I remember tramping up the hill to the cacao trees, which were dwarfed by giant, red-flowered Immortelle, and entering a world of dappled light, of a stillness so intense that the sounds of birds and insects were somehow intensified. It was utterly magical. I just loved being there. Later, after we had moved to Rio Claro in the southwest of Trinidad, walking among the cacao trees became a different experience as my dad pointed out various ailments afflicting the cacao trees. He was most concerned with black pod and would show me pods that, instead of being all yellow or red, sported irregular brown or black patches. Sometimes, these patches coalesced to cover much of the pod. Then there was witches’ broom, that shoot- and flower-distorting disease, which was spoken about in hushed tones. My dad, and many of the other workers on the estate, told me that these two diseases could destroy a cacao crop. I was stunned and intrigued. In school, I was hooked on science by this time and I became increasingly interested in not just cacao, but plants in general, and, perhaps unsurprisingly, I developed a fascination with plant diseases.

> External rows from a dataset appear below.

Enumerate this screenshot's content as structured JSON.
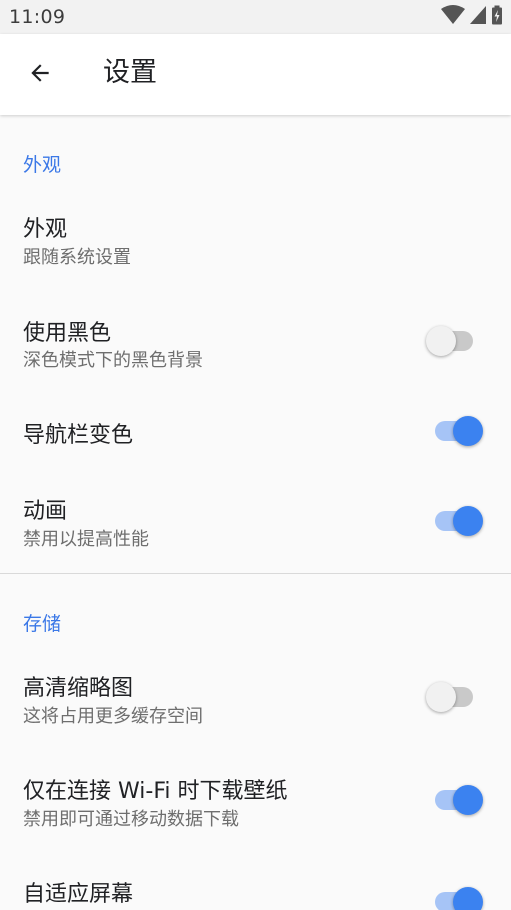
{
  "status_bar": {
    "time": "11:09",
    "icons": [
      "wifi-icon",
      "cell-signal-icon",
      "battery-charging-icon"
    ]
  },
  "app_bar": {
    "back_icon": "arrow-back-icon",
    "title": "设置"
  },
  "colors": {
    "accent": "#3b78e7",
    "switch_on_thumb": "#3b82f0",
    "switch_on_track": "#a6c4f6",
    "switch_off_thumb": "#f1f1f1",
    "switch_off_track": "#c9c9c9"
  },
  "sections": [
    {
      "header": "外观",
      "items": [
        {
          "title": "外观",
          "subtitle": "跟随系统设置"
        },
        {
          "title": "使用黑色",
          "subtitle": "深色模式下的黑色背景",
          "switch_on": false
        },
        {
          "title": "导航栏变色",
          "switch_on": true
        },
        {
          "title": "动画",
          "subtitle": "禁用以提高性能",
          "switch_on": true
        }
      ]
    },
    {
      "header": "存储",
      "items": [
        {
          "title": "高清缩略图",
          "subtitle": "这将占用更多缓存空间",
          "switch_on": false
        },
        {
          "title": "仅在连接 Wi-Fi 时下载壁纸",
          "subtitle": "禁用即可通过移动数据下载",
          "switch_on": true
        },
        {
          "title": "自适应屏幕",
          "switch_on": true
        }
      ]
    }
  ]
}
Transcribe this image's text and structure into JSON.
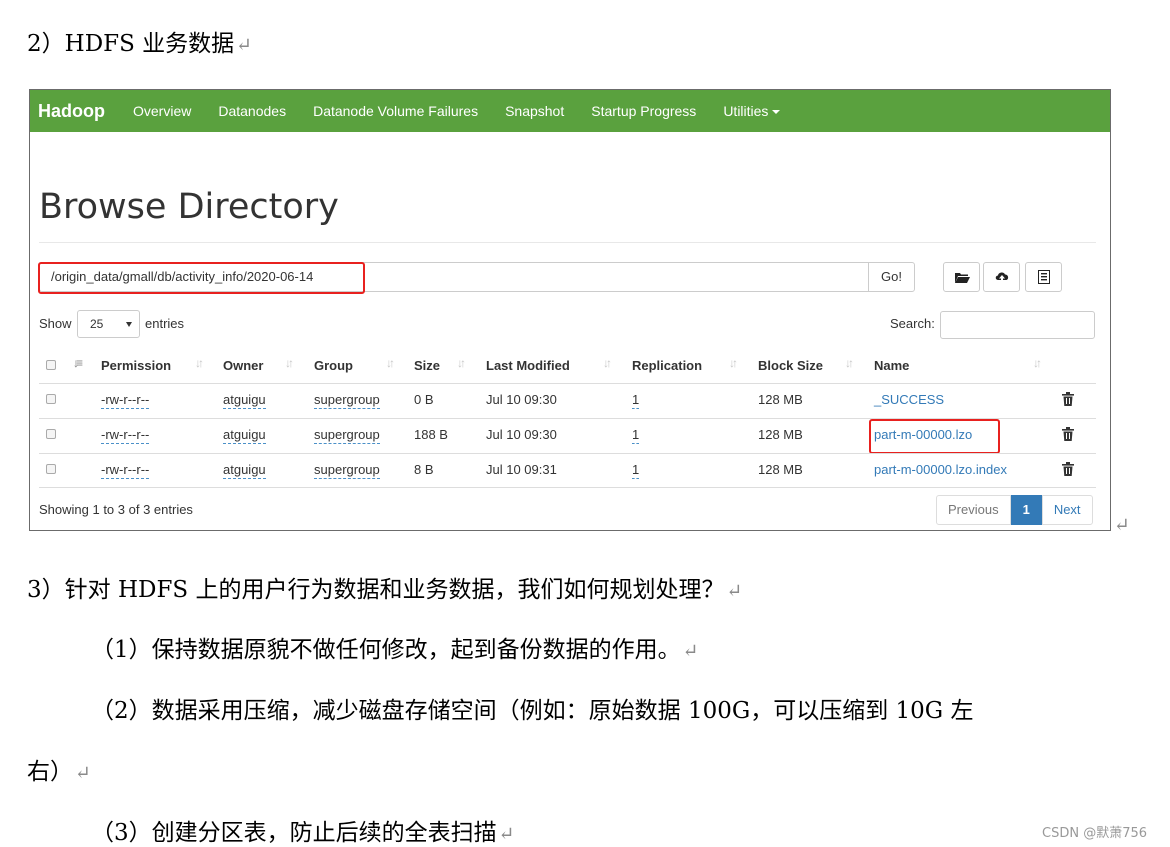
{
  "doc": {
    "heading": "2）HDFS 业务数据",
    "q3": "3）针对 HDFS 上的用户行为数据和业务数据，我们如何规划处理？",
    "p1": "（1）保持数据原貌不做任何修改，起到备份数据的作用。",
    "p2a": "（2）数据采用压缩，减少磁盘存储空间（例如：原始数据 100G，可以压缩到 10G 左",
    "p2b": "右）",
    "p3": "（3）创建分区表，防止后续的全表扫描",
    "return_mark": "↵"
  },
  "navbar": {
    "brand": "Hadoop",
    "items": [
      "Overview",
      "Datanodes",
      "Datanode Volume Failures",
      "Snapshot",
      "Startup Progress",
      "Utilities"
    ],
    "color": "#5aa13e"
  },
  "browser": {
    "title": "Browse Directory",
    "path": "/origin_data/gmall/db/activity_info/2020-06-14",
    "go_label": "Go!",
    "show_label": "Show",
    "page_size": "25",
    "entries_label": "entries",
    "search_label": "Search:",
    "search_value": ""
  },
  "table": {
    "headers": [
      "Permission",
      "Owner",
      "Group",
      "Size",
      "Last Modified",
      "Replication",
      "Block Size",
      "Name"
    ],
    "rows": [
      {
        "permission": "-rw-r--r--",
        "owner": "atguigu",
        "group": "supergroup",
        "size": "0 B",
        "modified": "Jul 10 09:30",
        "replication": "1",
        "block_size": "128 MB",
        "name": "_SUCCESS"
      },
      {
        "permission": "-rw-r--r--",
        "owner": "atguigu",
        "group": "supergroup",
        "size": "188 B",
        "modified": "Jul 10 09:30",
        "replication": "1",
        "block_size": "128 MB",
        "name": "part-m-00000.lzo"
      },
      {
        "permission": "-rw-r--r--",
        "owner": "atguigu",
        "group": "supergroup",
        "size": "8 B",
        "modified": "Jul 10 09:31",
        "replication": "1",
        "block_size": "128 MB",
        "name": "part-m-00000.lzo.index"
      }
    ]
  },
  "footer": {
    "showing": "Showing 1 to 3 of 3 entries",
    "prev": "Previous",
    "page": "1",
    "next": "Next"
  },
  "highlight_color": "#e8211f",
  "link_color": "#337ab7",
  "watermark": "CSDN @默萧756"
}
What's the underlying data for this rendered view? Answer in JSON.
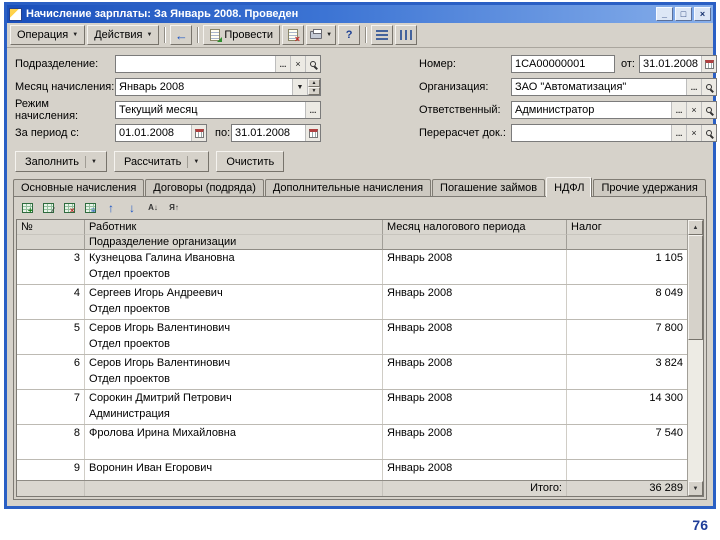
{
  "window": {
    "title": "Начисление зарплаты: За Январь 2008. Проведен"
  },
  "menubar": {
    "operation": "Операция",
    "actions": "Действия",
    "post": "Провести",
    "help": "?"
  },
  "form": {
    "department": {
      "label": "Подразделение:",
      "value": ""
    },
    "accrual_month": {
      "label": "Месяц начисления:",
      "value": "Январь 2008"
    },
    "accrual_mode": {
      "label": "Режим начисления:",
      "value": "Текущий месяц"
    },
    "period_from": {
      "label": "За период с:",
      "value": "01.01.2008"
    },
    "period_to": {
      "label": "по:",
      "value": "31.01.2008"
    },
    "number": {
      "label": "Номер:",
      "value": "1CA00000001"
    },
    "date": {
      "label": "от:",
      "value": "31.01.2008"
    },
    "organization": {
      "label": "Организация:",
      "value": "ЗАО \"Автоматизация\""
    },
    "responsible": {
      "label": "Ответственный:",
      "value": "Администратор"
    },
    "recalc_doc": {
      "label": "Перерасчет док.:",
      "value": ""
    }
  },
  "actions": {
    "fill": "Заполнить",
    "calculate": "Рассчитать",
    "clear": "Очистить"
  },
  "tabs": [
    {
      "label": "Основные начисления"
    },
    {
      "label": "Договоры (подряда)"
    },
    {
      "label": "Дополнительные начисления"
    },
    {
      "label": "Погашение займов"
    },
    {
      "label": "НДФЛ"
    },
    {
      "label": "Прочие удержания"
    }
  ],
  "table": {
    "headers": {
      "num": "№",
      "employee": "Работник",
      "employee_sub": "Подразделение организации",
      "tax_month": "Месяц налогового периода",
      "tax": "Налог"
    },
    "rows": [
      {
        "num": "3",
        "name": "Кузнецова Галина Ивановна",
        "dept": "Отдел проектов",
        "month": "Январь 2008",
        "tax": "1 105"
      },
      {
        "num": "4",
        "name": "Сергеев Игорь Андреевич",
        "dept": "Отдел проектов",
        "month": "Январь 2008",
        "tax": "8 049"
      },
      {
        "num": "5",
        "name": "Серов Игорь Валентинович",
        "dept": "Отдел проектов",
        "month": "Январь 2008",
        "tax": "7 800"
      },
      {
        "num": "6",
        "name": "Серов Игорь Валентинович",
        "dept": "Отдел проектов",
        "month": "Январь 2008",
        "tax": "3 824"
      },
      {
        "num": "7",
        "name": "Сорокин Дмитрий Петрович",
        "dept": "Администрация",
        "month": "Январь 2008",
        "tax": "14 300"
      },
      {
        "num": "8",
        "name": "Фролова Ирина Михайловна",
        "dept": "",
        "month": "Январь 2008",
        "tax": "7 540"
      },
      {
        "num": "9",
        "name": "Воронин Иван Егорович",
        "dept": "",
        "month": "Январь 2008",
        "tax": ""
      }
    ],
    "footer": {
      "label": "Итого:",
      "value": "36 289"
    }
  },
  "icons": {
    "dropdown": "▼",
    "spin_up": "▲",
    "spin_down": "▼",
    "ellipsis": "...",
    "clear": "×",
    "back": "←",
    "move_up": "↑",
    "move_down": "↓",
    "sort_asc": "А↓",
    "sort_desc": "Я↑",
    "scroll_up": "▲",
    "scroll_down": "▼",
    "minimize": "_",
    "maximize": "□",
    "close": "×",
    "add_overlay": "+",
    "edit_overlay": "∕",
    "delete_overlay": "×",
    "list_overlay": "≡"
  },
  "page_number": "76"
}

When the time came for me to go to university, I chose to study plant science. I could have stayed in Trinidad and studied at the St. Augustine campus of the University of the West Indies (UWI) for my undergraduate degree. After all, UWI had, and still has, a fantastic reputation for agricultural education and for cacao research. But we had visited my place of birth in Wales, Tenby, for a year, and I had already met the person who was to become my wife. For that reason I was determined to study in the UK, but I had no idea what university to choose. It was too far to travel for an interview and so I had to choose my preferred place of study without visiting. Although my knowledge of UK universities was poor, I struck it lucky one day. I was sitting in the estate office, waiting for my dad, and I picked up a magazine. It happened to be an agronomy magazine and flicking through it, I came across a very interesting article by a Professor Louis Wain of Wye College, University of London. I decided there and then that this was the place for me.

This might be an unusual way of choosing where to study, but, luckily, it worked for me. It was a small college in the lovely Kent countryside, and it suited me well. I enjoyed my time there and it was here that my lifelong obsession with plant pathology began. Although I took classes on mycology, plant pathology, plant virology, and crop protection, I became increasingly keen on plant physiology and biochemistry. One class I took in my final undergraduate year dealt with the physiology and biochemistry of plant disease, a topic known then as physiological plant pathology.  It covered how pathogens infected the plant as well as how the plant responded. I became so interested in this area that I ended up doing a Ph.D. on how powdery mildew affected root function in barley plants.

But during my undergraduate days, my interest in cacao and its diseases never left me. In my final year I chose the epidemiology of black pod disease of cacao as my special study. In fact, I was so fixated on cacao that I even carried out a study on cocoa swollen shoot disease for the plant virology class I was taking. I spent the summer before I started my final year in Trinidad, visiting my family. I took the opportunity to visit the library at UWI in St. Augustine, where I was able to access a lot of published information on black pod. This was a magical time, a time I remember fondly.

My fascination with cacao and its pests and diseases never left me. I can still see myself with my dad walking through the cacao trees. I can feel the warm, humid stillness beneath the canopy of cacao and shade trees. When I retired, I decided to follow my lifelong obsession with cacao and its diseases by writing a book. I am so glad I did because it was incredibly enjoyable, rewarding, and healing. It took more than half a century, but I finally got to return to cacao. Funny how life works out.

Dale Walters is emeritus professor of plant pathology at Scotland’s Rural College. He is the author of many books, including Chocolate Crisis: Climate Change and Other Threats to the Future of Cacao and Fortress Plant: How to Survive When Everything Wants to Eat You.